The terrible thing about that, if he was being completely truthful with himself, was that it came as a relief. Ever since he’d embarked on this journey, he’d felt a lightening of his load, a reprieve from feeling he was forever on call. For months, he’d felt suspended, on a round-the-clock watch, unable to move forward without constantly looking back. There was something to be said, even if he couldn’t say it, for the imposition of physical barriers. They had a nice way of taking things out of your hands.

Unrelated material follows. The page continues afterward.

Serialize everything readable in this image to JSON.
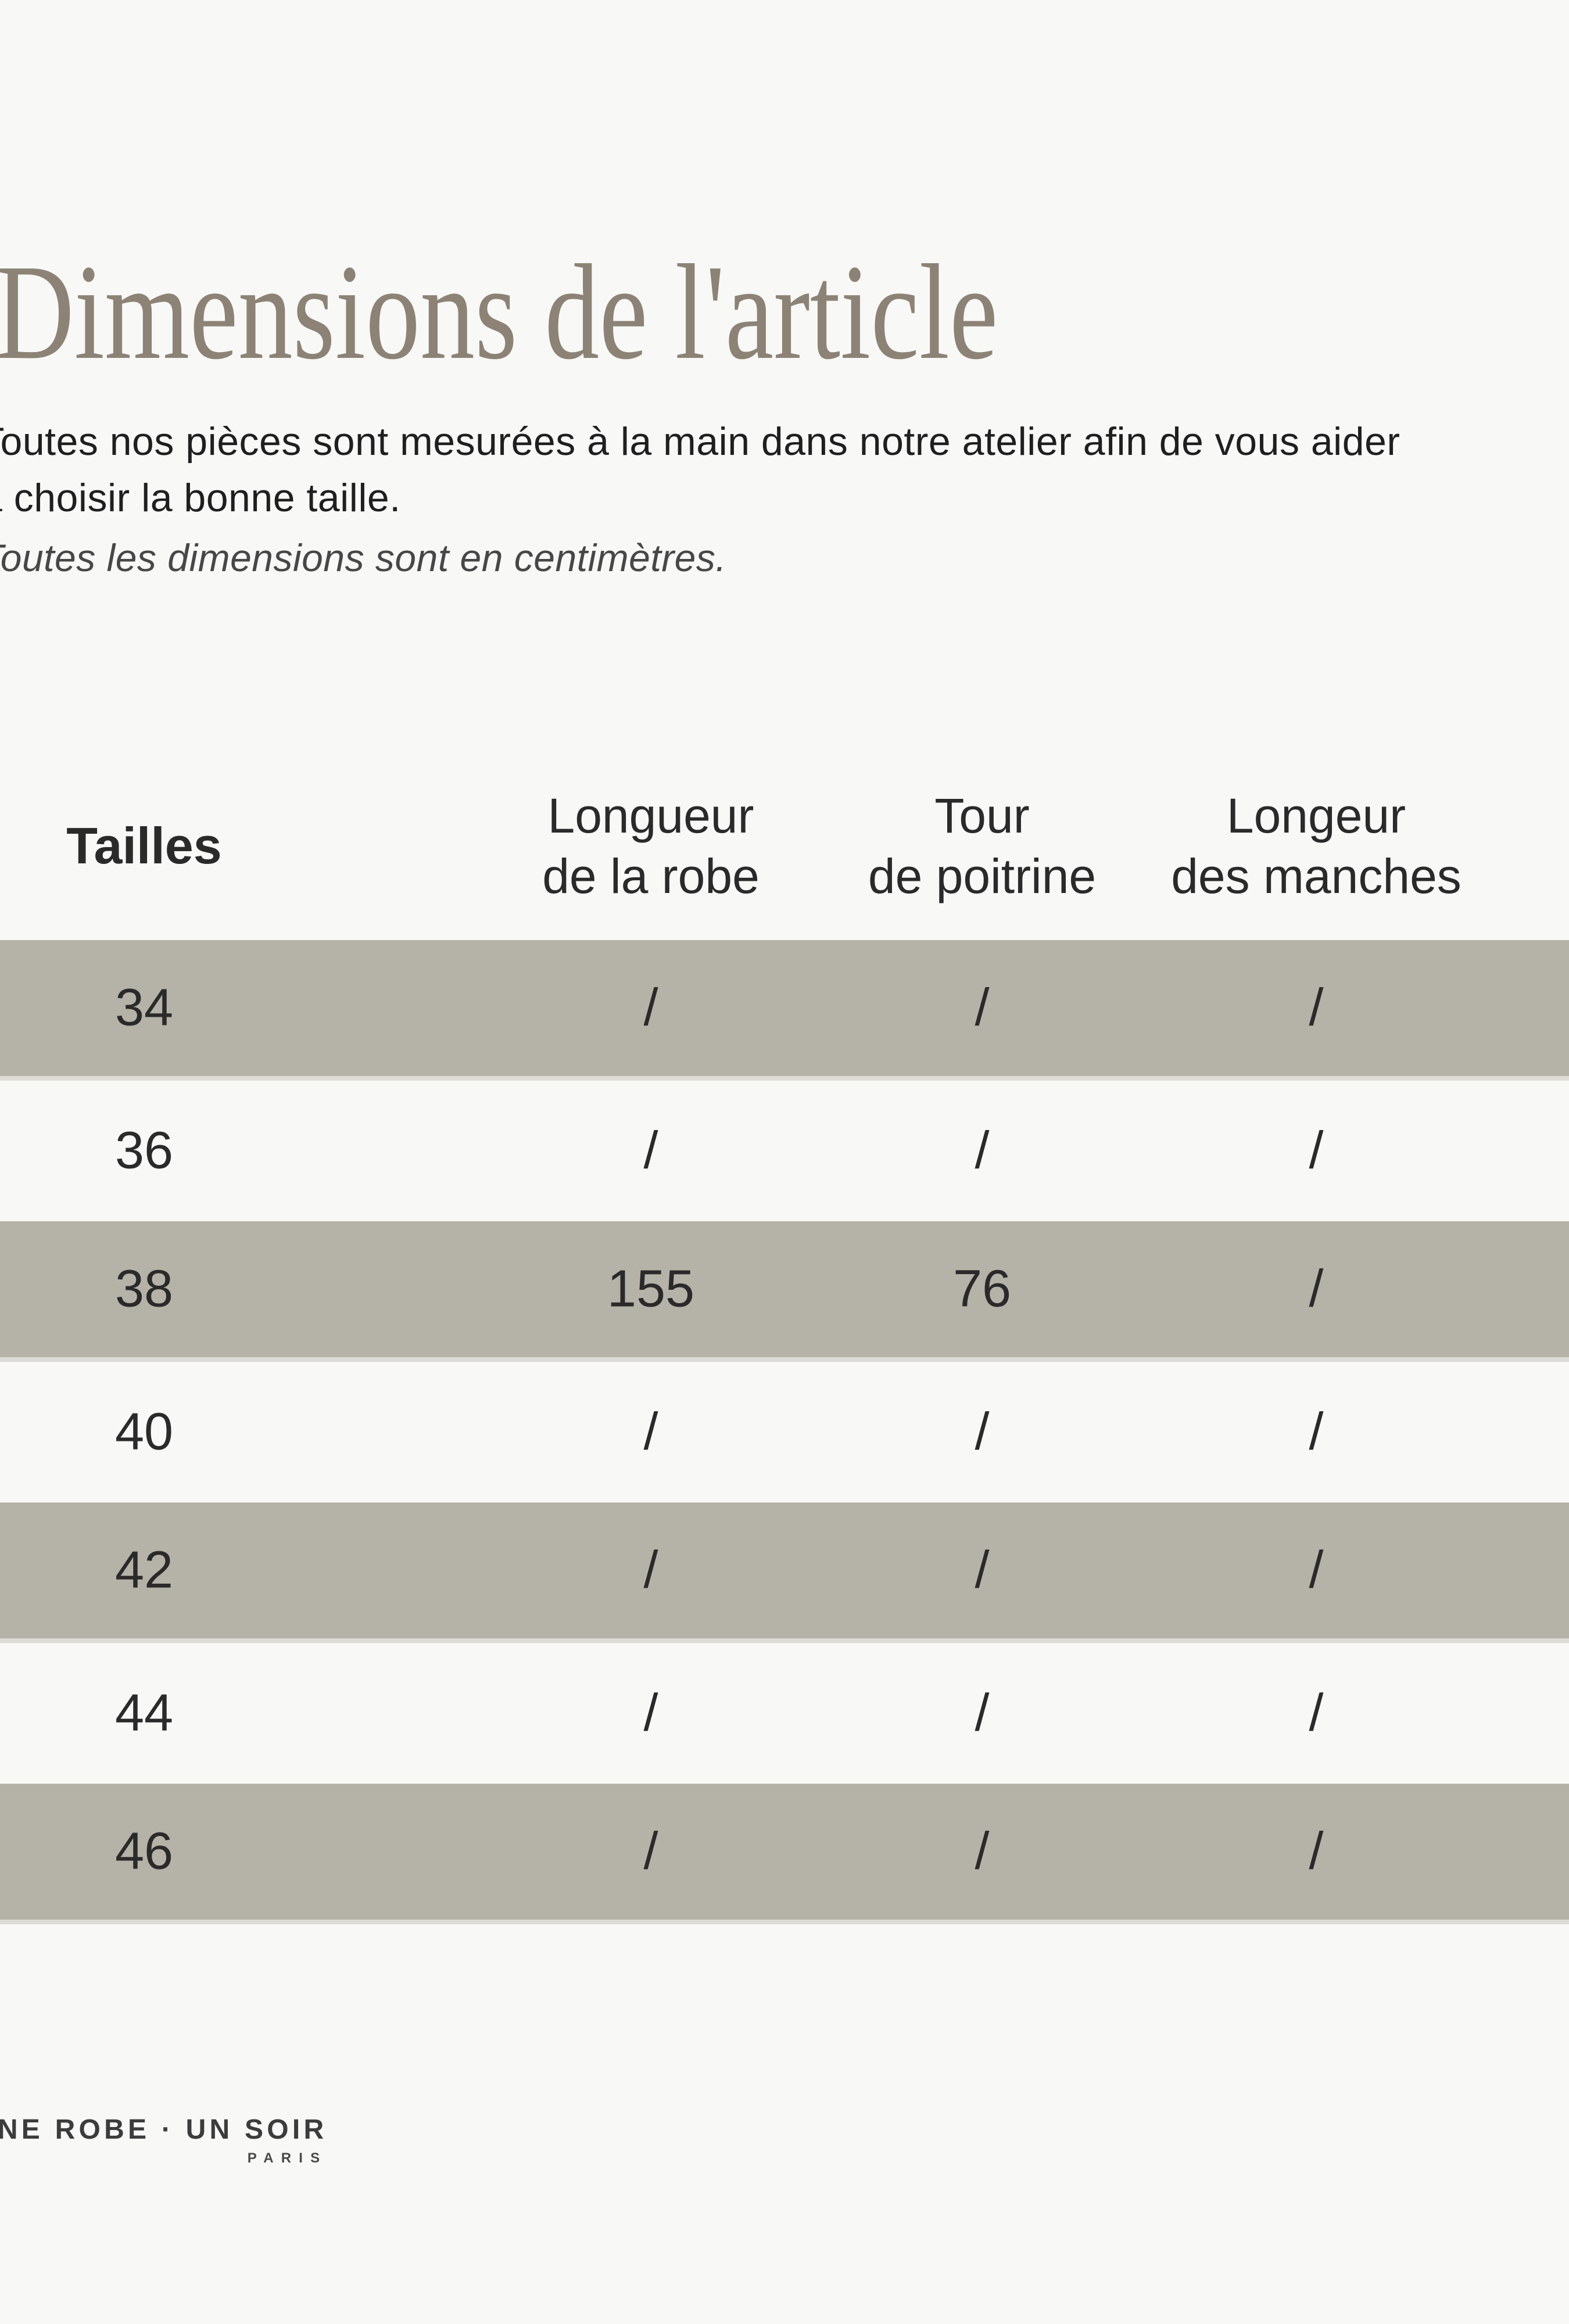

The chopper was buffeted by the wind, and without moving his head, Michael cracked open one eye. The scene outside had changed entirely. The wispy clouds had become a ghostly army, scudding across the sky. And even the ocean, far below, was almost completely cloaked by a swirling fog. The lines between sea and sky, ice and air, were becoming increasingly obscured, and Michael knew that this was one of the greatest hazards in the Antarctic—the whole universe, in a matter of minutes, could be reduced to a glaringly white photon soup. Ships foundered and explorers plummeted into unseen crevasses. Pilots, unable to orient themselves, crashed their planes into glacial peaks or straight down onto the pack ice.
“Guess you can tell,” Ensign Diaz said over the intercom headsets, “we’ve got some headwinds coming at us.”
Michael sat up in his seat and glanced over at his traveling companions. Charlotte was folding up her map and putting it away, and Darryl was craning his neck to see out her window.